I watch the leading ring form a smoldering caldera

as if something immense erupted, something unholy birthed

into what was once a place where nightmares would end upon waking,

where one could close the book, turn off the set, walk away from the screen,

and return refreshed from a brief immersion into the unreal.

Now the distinctions are gone.

There may be rhyme, but there is no reason.

History merges with Fantasy. Science Fiction collides with Reality TV.

And the wheel spins faster, even as everything slows.

Will the arrow point to whatever we can agree upon?

Or, to the smoking crater of what only Hell, not Heaven, knows?

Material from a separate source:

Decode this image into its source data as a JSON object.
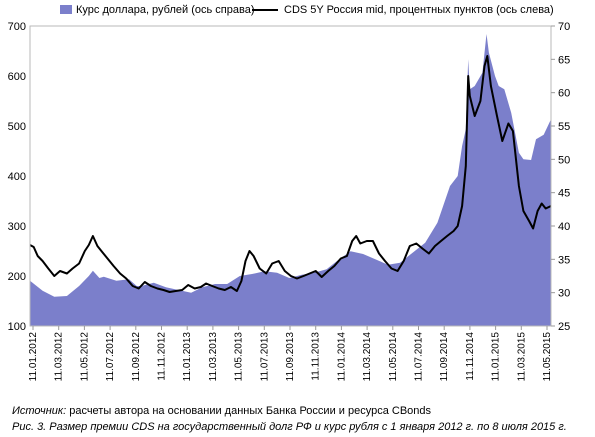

I went to sleep with images of the devastation on Maui in mind, but then in my dream it was as if I were there on the island, writing the above words. I've never woken up with a poem (or whatever it is) fully written before!

I was disoriented and my stomach felt queasy. Even though it was morning, I couldn't do any of my normal routines. Instead, needing a certain kind of comfort and grounding, I turned to Turner Classic Movies. Sometimes, I can surrender my own impatience with the lack of sophistication and lose myself in a time of black and white simplicity. That's what I needed to do today.

I stumbled upon The Egg and I. Not something I'd probably ever watch except for these circumstances. I wanted something from a less complicated era. I wanted to transport myself to a simpler time. It was made in 1947, starring Fred MacMurray and Claudette Colbert. To keep my mind fully engaged, I looked it up on my computer while watching it.

Turned out it was where the quirky characters of Ma and Pa Kettle began their long movie run. And, it was based on Betty MacDonald's accounts of living and working on a chicken farm from 1927-1931. Her book was a bestseller. The movie was a hit. There were songs written, lawsuits, a tv series in the early Fifties, and later, much criticism for the stereotypes portrayed. Yet, it even spawned a chain of restaurants with the same name that more recently became First Watch. Wow! I had no idea.

I kept reading and watching. Somehow, this charming simple tale led to so much more. Maybe that's part of the problem with us big-brained mammals: we keep multiplying complexity into every equation.

In 1950, there was a similarly themed Granby's Green Acres which was an eight episode radio show, which then inspired the television sitcom, Green Acres. Now, that story was meshing with my own childhood! I watched Green Acres as a kid. The basic premise of them all was the impulse to exit from the quickening urban pace and return to our rural roots. Therein was the irresistible nostalgic appeal. Whether one had ever lived on a farm or not, we imagined there something essential absent in city traffic and sterile offices.

Of course, the ineptitude of the former city dwellers first encountering the hardship reality of farm living was the foil for many humorous situations. However, it also revealed a deeper allure. This was movingly expressed in The Egg and I when a runaway fire from Pa Kettle's moonshine still burned everything but the main house of their new young neighbors, Betty and Bob.

(Egads! How did I find my way to this movie? I was trying to get the image of so many homes and historic places on Maui now dust and ash out of my mind.)